I hung out with Leonardo DiCaprio when I moved to New York. He was vegetarian and he'd talk about how dirty meat is and how bad factory farming is. I haven't eaten red meat in 20 years and although Leo's not totally responsible he definitely planted a seed. When I turned seriously macrobiotic, it coincided with my father having been diagnosed with cancer [in 1999]. I felt I could heal him by proxy.

I didn't really start cooking until I quit university to try to be an actress and was working as a hostess in a fish restaurant. At 19 I cooked my worst meal ever. I only had aubergines and a jar of tomato sauce, so I thought I'd make eggplant parmesan but didn't have a cookbook. I made this hideous mess of bitter, burnt mush. But I served it. We were all starving, so we had no choice.

I ate the most when pregnant with my son. I couldn't stop. I was starving, the whole time. During a good portion of my pregnancies all I wanted was grilled cheese sandwiches, Baskin Robbins Jamoca Almond Fudge ice cream, yoghurt and lots of apples.

I've lived in England for 10 years and the accent is the most beautiful in the world, except for how you pronounce pasta as pass-ta instead of pah-sta. I'm sort of joking when I say this but I really don't want my children speaking that way.

My husband prefers my food to any other – it's very sweet.

After we moved to NY, I attended Spence school and was allowed out during lunch and free periods and would head with the girls to Jackson Hole, a greasy burger joint which did great tuna melts. We mainly ate french fries there, with coffee and cigarettes - that's what I subsisted on.

Eating while filming a scene is the worst thing, because you have to keep eating the same thing all day long. You'll notice that most films with food the actors aren't actually eating, but I try consciously to eat to make it real, but most of the time I'll spit it out to avoid feeling sick. I'm sure there must have been eating scenes, especially playing a 330lb character in Shallow Hal, but I don't remember that film well to be honest.

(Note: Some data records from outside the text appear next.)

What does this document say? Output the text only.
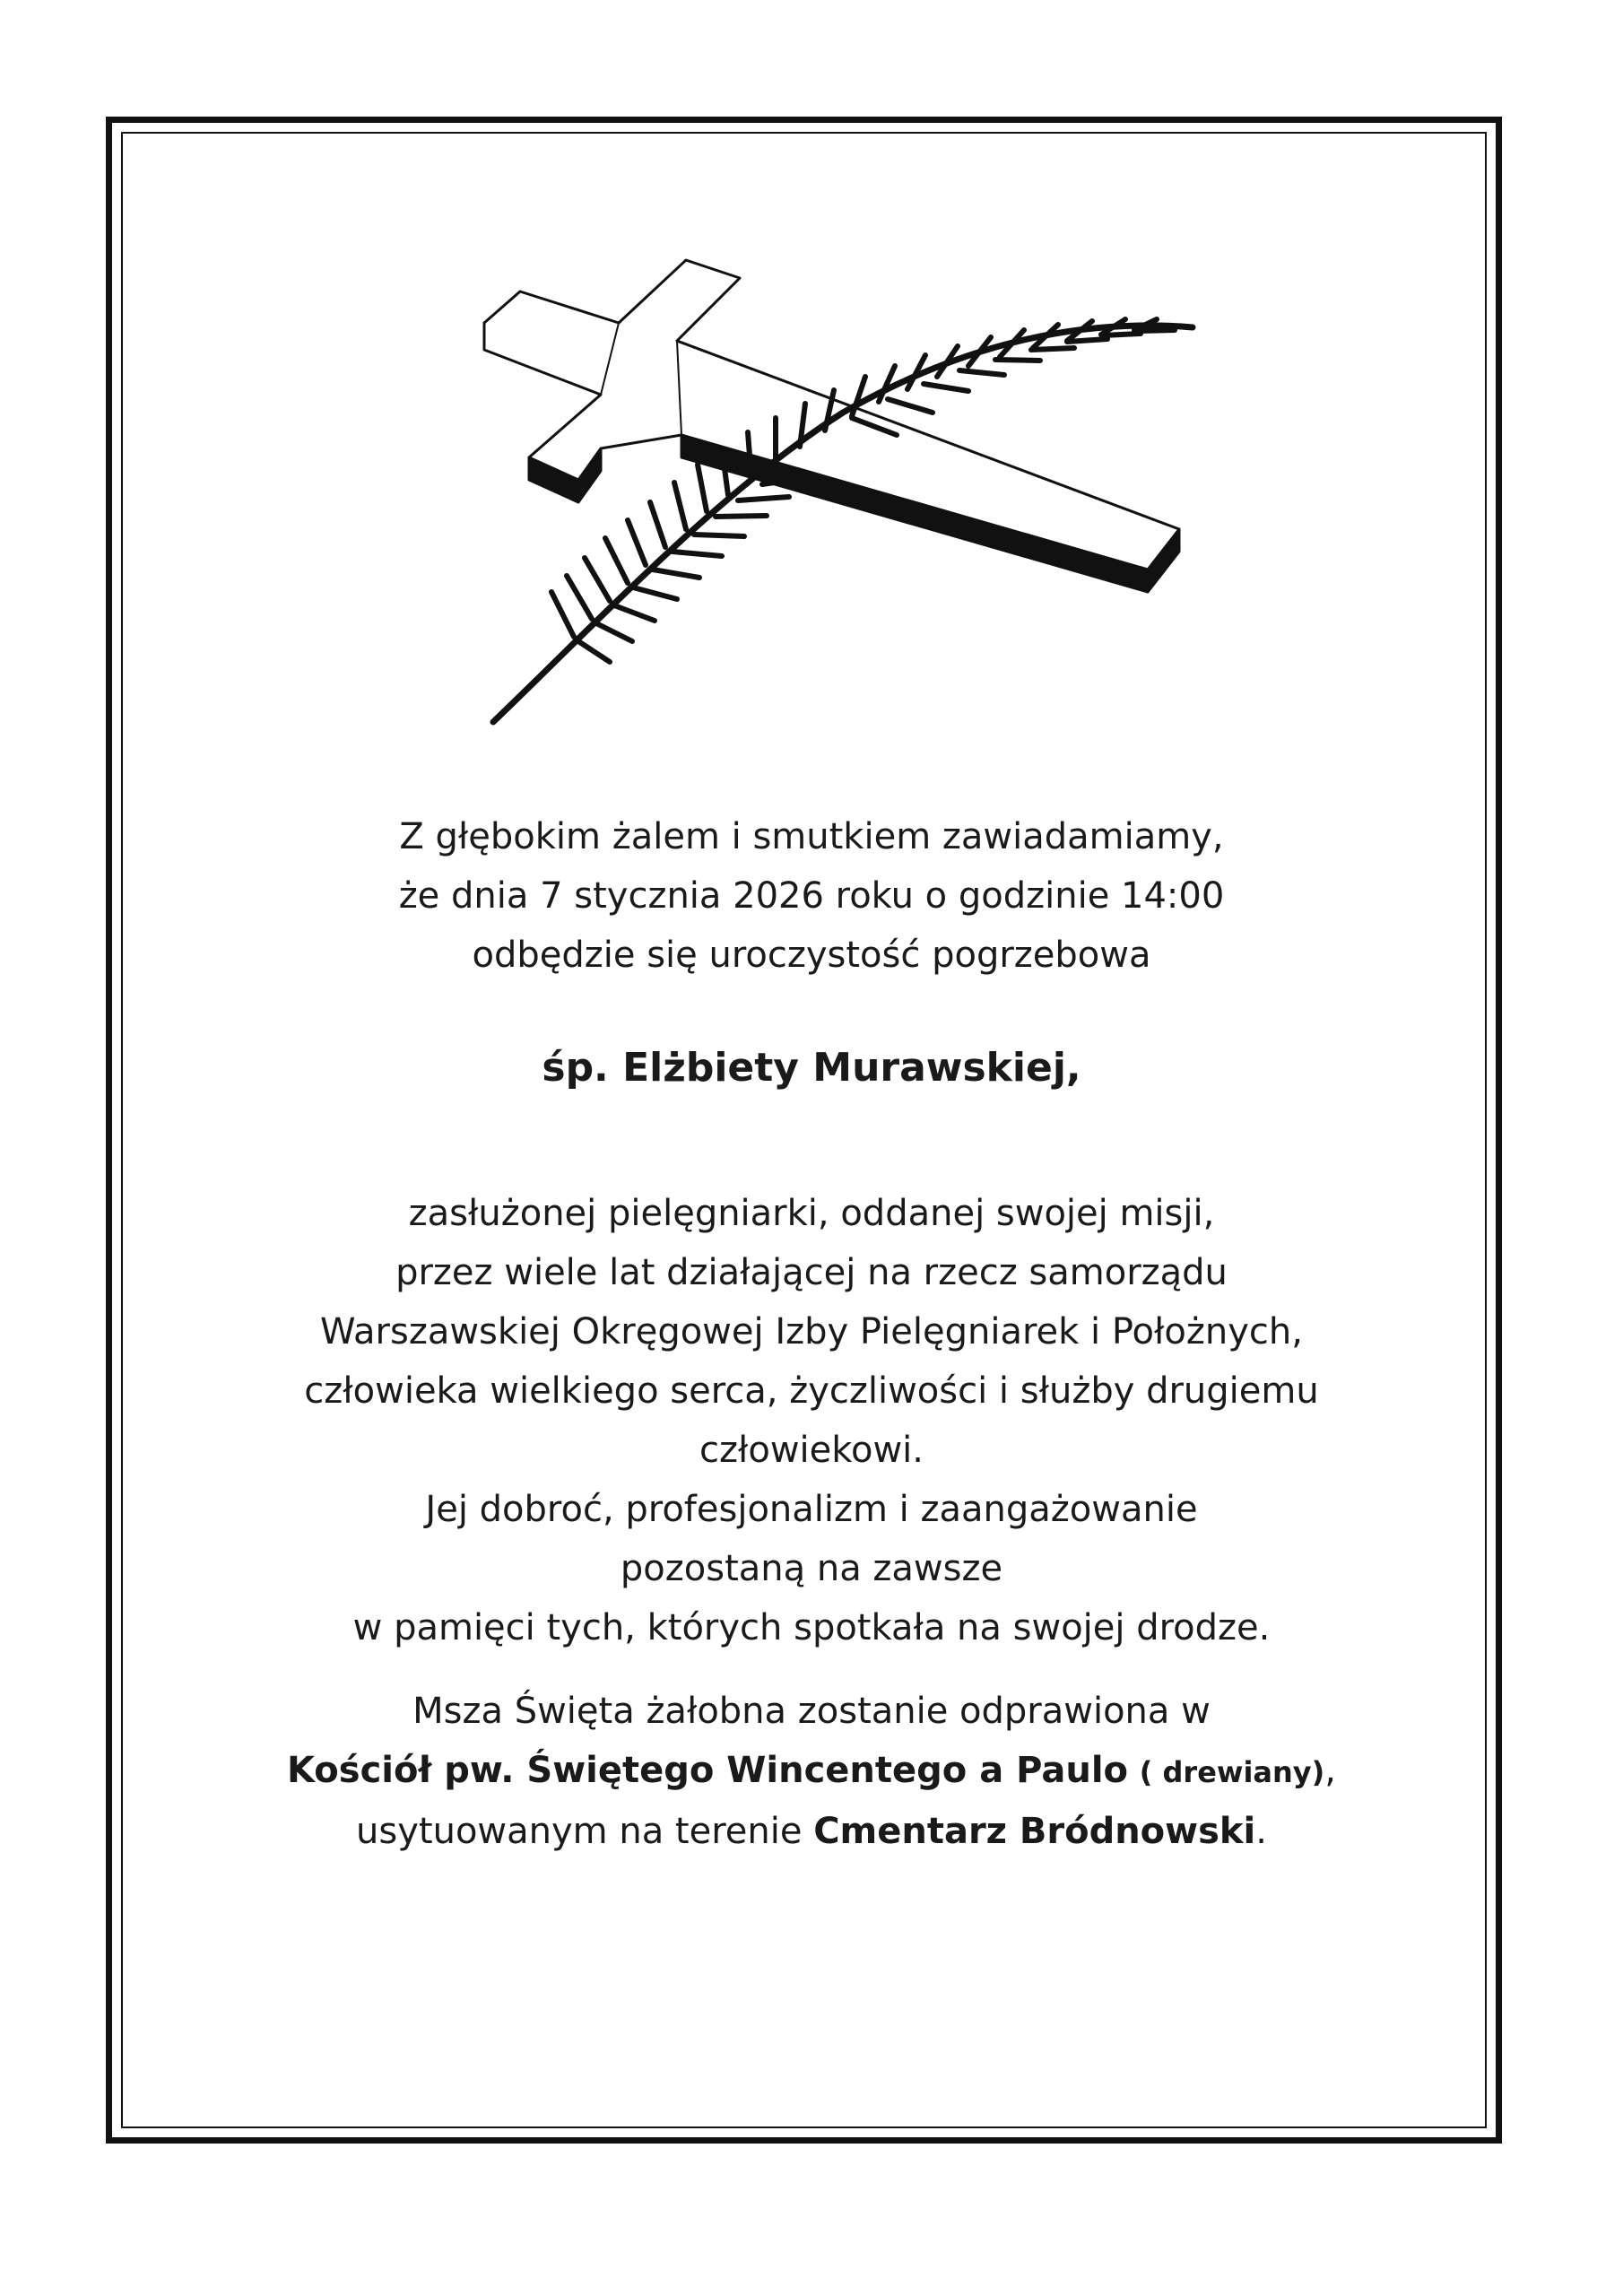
Z głębokim żalem i smutkiem zawiadamiamy,

że dnia 7 stycznia 2026 roku o godzinie 14:00

odbędzie się uroczystość pogrzebowa

śp. Elżbiety Murawskiej,

zasłużonej pielęgniarki, oddanej swojej misji,

przez wiele lat działającej na rzecz samorządu

Warszawskiej Okręgowej Izby Pielęgniarek i Położnych,

człowieka wielkiego serca, życzliwości i służby drugiemu

człowiekowi.

Jej dobroć, profesjonalizm i zaangażowanie

pozostaną na zawsze

w pamięci tych, których spotkała na swojej drodze.

Msza Święta żałobna zostanie odprawiona w

Kościół pw. Świętego Wincentego a Paulo ( drewiany),

usytuowanym na terenie Cmentarz Bródnowski.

I have an old knife of my father's which we bought at E Dehillerin [the kitchen equipment specialist] in Paris. It's not stainless steel, it very much staining steel, but it's a beautiful knife and he used it so much and that's why I prize it. My knives are really my thing. I use Japanese knives and there's a company in Brooklyn called Cut where this guy makes incredible knives and my husband bought me one recently. It's really beautiful and incredibly sharp.

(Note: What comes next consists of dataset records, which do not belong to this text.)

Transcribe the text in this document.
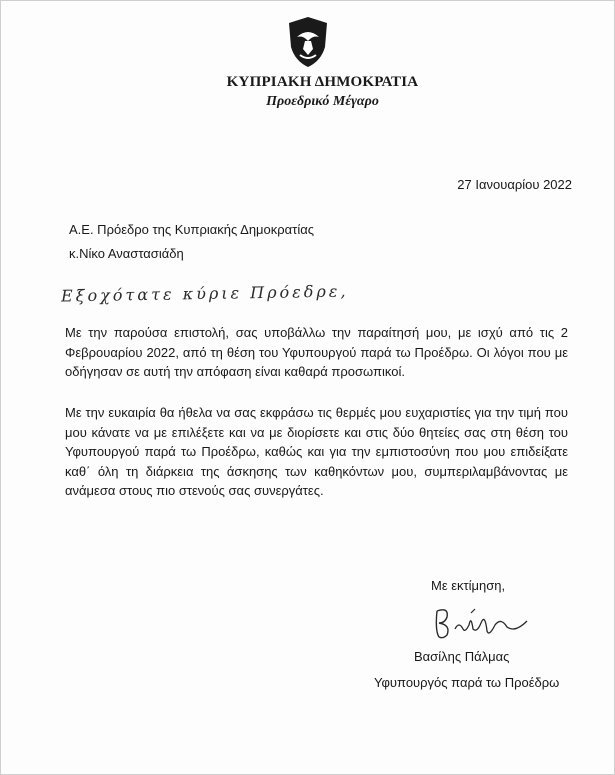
ΚΥΠΡΙΑΚΗ ΔΗΜΟΚΡΑΤΙΑ
Προεδρικό Μέγαρο
27 Ιανουαρίου 2022
Α.Ε. Πρόεδρο της Κυπριακής Δημοκρατίας
κ.Νίκο Αναστασιάδη
Εξοχότατε κύριε Πρόεδρε,
Με την παρούσα επιστολή, σας υποβάλλω την παραίτησή μου, με ισχύ από τις 2 Φεβρουαρίου 2022, από τη θέση του Υφυπουργού παρά τω Προέδρω. Οι λόγοι που με οδήγησαν σε αυτή την απόφαση είναι καθαρά προσωπικοί.
Με την ευκαιρία θα ήθελα να σας εκφράσω τις θερμές μου ευχαριστίες για την τιμή που μου κάνατε να με επιλέξετε και να με διορίσετε και στις δύο θητείες σας στη θέση του Υφυπουργού παρά τω Προέδρω, καθώς και για την εμπιστοσύνη που μου επιδείξατε καθ΄ όλη τη διάρκεια της άσκησης των καθηκόντων μου, συμπεριλαμβάνοντας με ανάμεσα στους πιο στενούς σας συνεργάτες.
Με εκτίμηση,
Βασίλης Πάλμας
Υφυπουργός παρά τω Προέδρω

My brother and I made and packed our own school lunches, back in the day at Crossroads school in Santa Monica. I used to toast a bread roll and put mustard and salami on it – it would be really hard but I loved the texture, and that's basically what I had every lunch.

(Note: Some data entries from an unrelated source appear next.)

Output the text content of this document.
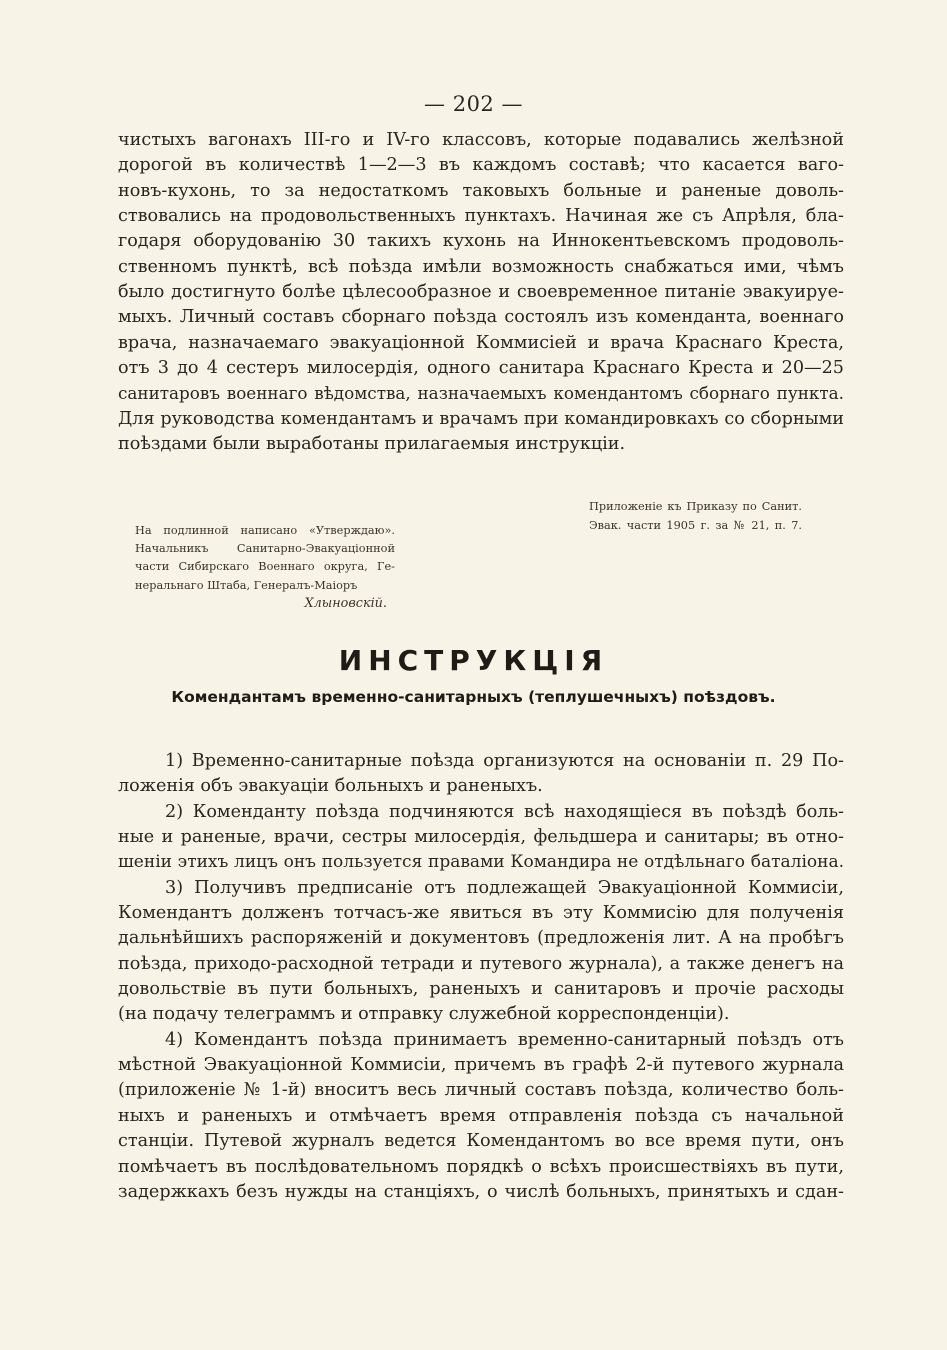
— 202 —
чистыхъ вагонахъ III-го и IV-го классовъ, которые подавались желѣзной
дорогой въ количествѣ 1—2—3 въ каждомъ составѣ; что касается ваго-
новъ-кухонь, то за недостаткомъ таковыхъ больные и раненые доволь-
ствовались на продовольственныхъ пунктахъ. Начиная же съ Апрѣля, бла-
годаря оборудованію 30 такихъ кухонь на Иннокентьевскомъ продоволь-
ственномъ пунктѣ, всѣ поѣзда имѣли возможность снабжаться ими, чѣмъ
было достигнуто болѣе цѣлесообразное и своевременное питаніе эвакуируе-
мыхъ. Личный составъ сборнаго поѣзда состоялъ изъ коменданта, военнаго
врача, назначаемаго эвакуаціонной Коммисіей и врача Краснаго Креста,
отъ 3 до 4 сестеръ милосердія, одного санитара Краснаго Креста и 20—25
санитаровъ военнаго вѣдомства, назначаемыхъ комендантомъ сборнаго пункта.
Для руководства комендантамъ и врачамъ при командировкахъ со сборными
поѣздами были выработаны прилагаемыя инструкціи.
Приложеніе къ Приказу по Санит.
Эвак. части 1905 г. за № 21, п. 7.
На подлинной написано «Утверждаю».
Начальникъ Санитарно-Эвакуаціонной
части Сибирскаго Военнаго округа, Ге-
неральнаго Штаба, Генералъ-Маіоръ
Хлыновскій.
ИНСТРУКЦІЯ
Комендантамъ временно-санитарныхъ (теплушечныхъ) поѣздовъ.
1) Временно-санитарные поѣзда организуются на основаніи п. 29 По-
ложенія объ эвакуаціи больныхъ и раненыхъ.
2) Коменданту поѣзда подчиняются всѣ находящіеся въ поѣздѣ боль-
ные и раненые, врачи, сестры милосердія, фельдшера и санитары; въ отно-
шеніи этихъ лицъ онъ пользуется правами Командира не отдѣльнаго баталіона.
3) Получивъ предписаніе отъ подлежащей Эвакуаціонной Коммисіи,
Комендантъ долженъ тотчасъ-же явиться въ эту Коммисію для полученія
дальнѣйшихъ распоряженій и документовъ (предложенія лит. А на пробѣгъ
поѣзда, приходо-расходной тетради и путевого журнала), а также денегъ на
довольствіе въ пути больныхъ, раненыхъ и санитаровъ и прочіе расходы
(на подачу телеграммъ и отправку служебной корреспонденціи).
4) Комендантъ поѣзда принимаетъ временно-санитарный поѣздъ отъ
мѣстной Эвакуаціонной Коммисіи, причемъ въ графѣ 2-й путевого журнала
(приложеніе № 1-й) вноситъ весь личный составъ поѣзда, количество боль-
ныхъ и раненыхъ и отмѣчаетъ время отправленія поѣзда съ начальной
станціи. Путевой журналъ ведется Комендантомъ во все время пути, онъ
помѣчаетъ въ послѣдовательномъ порядкѣ о всѣхъ происшествіяхъ въ пути,
задержкахъ безъ нужды на станціяхъ, о числѣ больныхъ, принятыхъ и сдан-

All I do is try to eat and cook real food, the way our ancestors would. It's funny how people react, as if it's revolutionary that I don't want my children to eat Oreos, or the English equivalent, every day. I believe in real food, things being delicious, and butter,in minimally processed delicious foods and raw milk cheese and properly raised chicken and line-caught fish. But I'm a realist and I have kids and I love Oreos too, so honestly I'm not rigid at all.